Y cuando creías que no te volverías a enamorar, porque después de la intervención directa, nada conquistaría tu corazoncito orientador, de pronto un día te sorprendes flirteando con su hermano mayor... Y lo piensas, y repiensas, y recuerdas haber leído sobre ello en no pocas ocasiones... “¿quién orienta al orientador?” “¿en casa del herrero, cuchillo desorientado?”... y te das cuenta de que te estás convirtiendo en un ser casi mitológico: orientadora de orientadoræs. Y vuelven las mariposas al estómago y las fantasías de idilio al horizonte. Y sí, cuando menos te lo esperas, sientes de nuevo Amorientación. Y lo más importante, agradecimiento inmenso.

Agradecimiento, porque a veces esa labor se parece a llevar comida a quien tiene sed, pero a través de la apertura y la generosidad con quien llega, consigue ver que ciertos alimentos, aportan agua también.

Y me estoy encontrando principalmente dos cosas maravillosas:

Una, que hay un gran jardín mágico lleno de seres prodigiosos, que me han hecho ver que esta no era una especie tan mitológica, que hay muchas almas especiales que acompañan hace tiempo en estos menesteres y de las que aprendo cada día que este camino es precioso, y exigente, y colorido, y truculento, y laaargo... así mejor en buena compañía. Gracias maestros y maestras del tangible y del virtual, me hacéis querer ser un poquito mejor cada día, en cada paso.

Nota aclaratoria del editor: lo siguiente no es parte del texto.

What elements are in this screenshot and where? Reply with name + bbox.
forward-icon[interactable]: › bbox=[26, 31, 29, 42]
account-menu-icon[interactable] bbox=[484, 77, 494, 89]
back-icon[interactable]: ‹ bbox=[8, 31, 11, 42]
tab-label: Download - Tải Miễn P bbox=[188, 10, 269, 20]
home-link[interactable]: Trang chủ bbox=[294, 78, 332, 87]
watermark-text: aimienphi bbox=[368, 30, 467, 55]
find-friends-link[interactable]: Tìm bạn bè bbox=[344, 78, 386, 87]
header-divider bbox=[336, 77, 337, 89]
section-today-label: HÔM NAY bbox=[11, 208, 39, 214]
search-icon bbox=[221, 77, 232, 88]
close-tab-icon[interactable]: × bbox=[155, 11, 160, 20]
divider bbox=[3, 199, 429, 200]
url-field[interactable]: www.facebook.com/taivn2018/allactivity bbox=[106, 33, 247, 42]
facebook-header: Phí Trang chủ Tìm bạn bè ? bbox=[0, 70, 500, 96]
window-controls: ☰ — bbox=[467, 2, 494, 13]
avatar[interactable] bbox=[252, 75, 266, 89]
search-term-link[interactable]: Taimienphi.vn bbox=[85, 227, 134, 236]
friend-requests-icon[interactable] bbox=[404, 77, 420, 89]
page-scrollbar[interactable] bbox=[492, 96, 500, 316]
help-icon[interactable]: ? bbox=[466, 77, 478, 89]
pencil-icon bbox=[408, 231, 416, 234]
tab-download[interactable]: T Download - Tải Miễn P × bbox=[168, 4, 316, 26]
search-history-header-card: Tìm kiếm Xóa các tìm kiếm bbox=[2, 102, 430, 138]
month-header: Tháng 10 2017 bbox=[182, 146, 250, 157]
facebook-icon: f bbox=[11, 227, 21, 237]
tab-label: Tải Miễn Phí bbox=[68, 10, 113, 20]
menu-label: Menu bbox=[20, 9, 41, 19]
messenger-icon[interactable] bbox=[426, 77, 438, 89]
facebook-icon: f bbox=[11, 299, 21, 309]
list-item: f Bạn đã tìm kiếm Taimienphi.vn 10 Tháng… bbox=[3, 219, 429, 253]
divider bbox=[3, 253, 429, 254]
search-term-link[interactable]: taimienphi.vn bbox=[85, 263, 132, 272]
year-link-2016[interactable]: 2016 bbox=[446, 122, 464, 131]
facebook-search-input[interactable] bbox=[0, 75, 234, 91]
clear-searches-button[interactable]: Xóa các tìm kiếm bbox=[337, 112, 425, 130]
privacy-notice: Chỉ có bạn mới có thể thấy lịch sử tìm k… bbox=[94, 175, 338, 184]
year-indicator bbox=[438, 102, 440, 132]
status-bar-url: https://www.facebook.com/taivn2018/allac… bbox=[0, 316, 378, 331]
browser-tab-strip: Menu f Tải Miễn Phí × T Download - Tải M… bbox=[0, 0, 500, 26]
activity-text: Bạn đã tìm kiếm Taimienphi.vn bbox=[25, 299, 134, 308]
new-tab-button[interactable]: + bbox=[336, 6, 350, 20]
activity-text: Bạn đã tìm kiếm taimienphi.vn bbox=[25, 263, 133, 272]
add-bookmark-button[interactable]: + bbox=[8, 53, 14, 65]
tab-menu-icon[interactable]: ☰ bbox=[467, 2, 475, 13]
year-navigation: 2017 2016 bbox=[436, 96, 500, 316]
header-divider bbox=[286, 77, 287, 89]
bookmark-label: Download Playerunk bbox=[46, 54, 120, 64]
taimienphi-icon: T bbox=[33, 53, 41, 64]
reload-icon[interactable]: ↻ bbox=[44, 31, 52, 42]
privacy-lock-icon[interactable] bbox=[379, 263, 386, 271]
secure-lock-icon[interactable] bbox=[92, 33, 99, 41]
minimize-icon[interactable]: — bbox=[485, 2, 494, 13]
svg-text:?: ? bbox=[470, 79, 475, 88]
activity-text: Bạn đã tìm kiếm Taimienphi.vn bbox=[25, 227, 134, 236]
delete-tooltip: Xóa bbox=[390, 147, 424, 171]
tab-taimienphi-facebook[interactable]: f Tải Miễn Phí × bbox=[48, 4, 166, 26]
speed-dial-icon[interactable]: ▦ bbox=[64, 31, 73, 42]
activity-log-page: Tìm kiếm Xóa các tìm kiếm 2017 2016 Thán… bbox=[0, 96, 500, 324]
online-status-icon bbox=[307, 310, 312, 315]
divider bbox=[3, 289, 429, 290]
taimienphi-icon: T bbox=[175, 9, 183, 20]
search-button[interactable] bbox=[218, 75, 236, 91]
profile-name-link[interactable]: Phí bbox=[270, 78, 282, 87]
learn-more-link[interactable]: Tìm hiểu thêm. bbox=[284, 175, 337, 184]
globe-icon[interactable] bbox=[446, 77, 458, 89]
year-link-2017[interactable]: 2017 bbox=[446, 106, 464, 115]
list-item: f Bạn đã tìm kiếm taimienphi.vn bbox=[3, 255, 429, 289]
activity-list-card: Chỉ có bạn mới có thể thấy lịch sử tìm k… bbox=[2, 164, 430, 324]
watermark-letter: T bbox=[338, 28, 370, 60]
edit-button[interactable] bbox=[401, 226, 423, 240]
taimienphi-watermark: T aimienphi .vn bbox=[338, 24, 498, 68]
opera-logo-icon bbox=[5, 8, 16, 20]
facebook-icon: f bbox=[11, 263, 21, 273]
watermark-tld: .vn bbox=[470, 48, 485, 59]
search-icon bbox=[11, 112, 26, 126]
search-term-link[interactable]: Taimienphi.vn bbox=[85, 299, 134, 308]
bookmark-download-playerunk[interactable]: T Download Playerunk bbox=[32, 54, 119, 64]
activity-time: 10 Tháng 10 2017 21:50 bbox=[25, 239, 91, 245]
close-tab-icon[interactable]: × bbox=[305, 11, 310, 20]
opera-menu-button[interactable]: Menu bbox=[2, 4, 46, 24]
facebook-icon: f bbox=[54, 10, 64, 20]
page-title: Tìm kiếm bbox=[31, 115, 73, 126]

Y dos, que hasta las personas en las situaciones más extremas de exigencia y rendimiento, pueden ser generosas, acogedoras, cálidas, agradecidas. Y he comprobado que las cualidades que hacen eso posible, y que tengo en común con ellas y por eso creo que se da tan linda conexión, es la curiosidad y la inquietud por seguir creciendo y la vocación de servicio que nos impulsa a querer ofrecer lo mejor a las personas que acompañamos. Y como siempre digo, ser la mejor versión de nosotras mismas por y para ellos y ellas. Y como también siempre digo, yo trabajo desde el Amor y desde el Humor, y no siempre es fácil estar abierto como escuchante a ciertos mensajes shock o ideas desmanteladoras de chiringuitos asentados, y aun así, solo he encontrado más Amor y Humor de vuelta en cada sesión realizada en esta nueva etapa-periplo en mi último año profesional. ¿Sois muy grandes o no? Vuestras sonrisas reflexivas me dan to’ la vidilla. A quien me guiñe un ojo, le invito a reír profesionalmente conmigo.

Unas y otros habéis traído de vuelta Amor(ientación) a mi vida. En deuda eterna queda esta alma vieja de apariencia jovial y descarado atrevimiento. Zenkiu, zenku, zenkiu.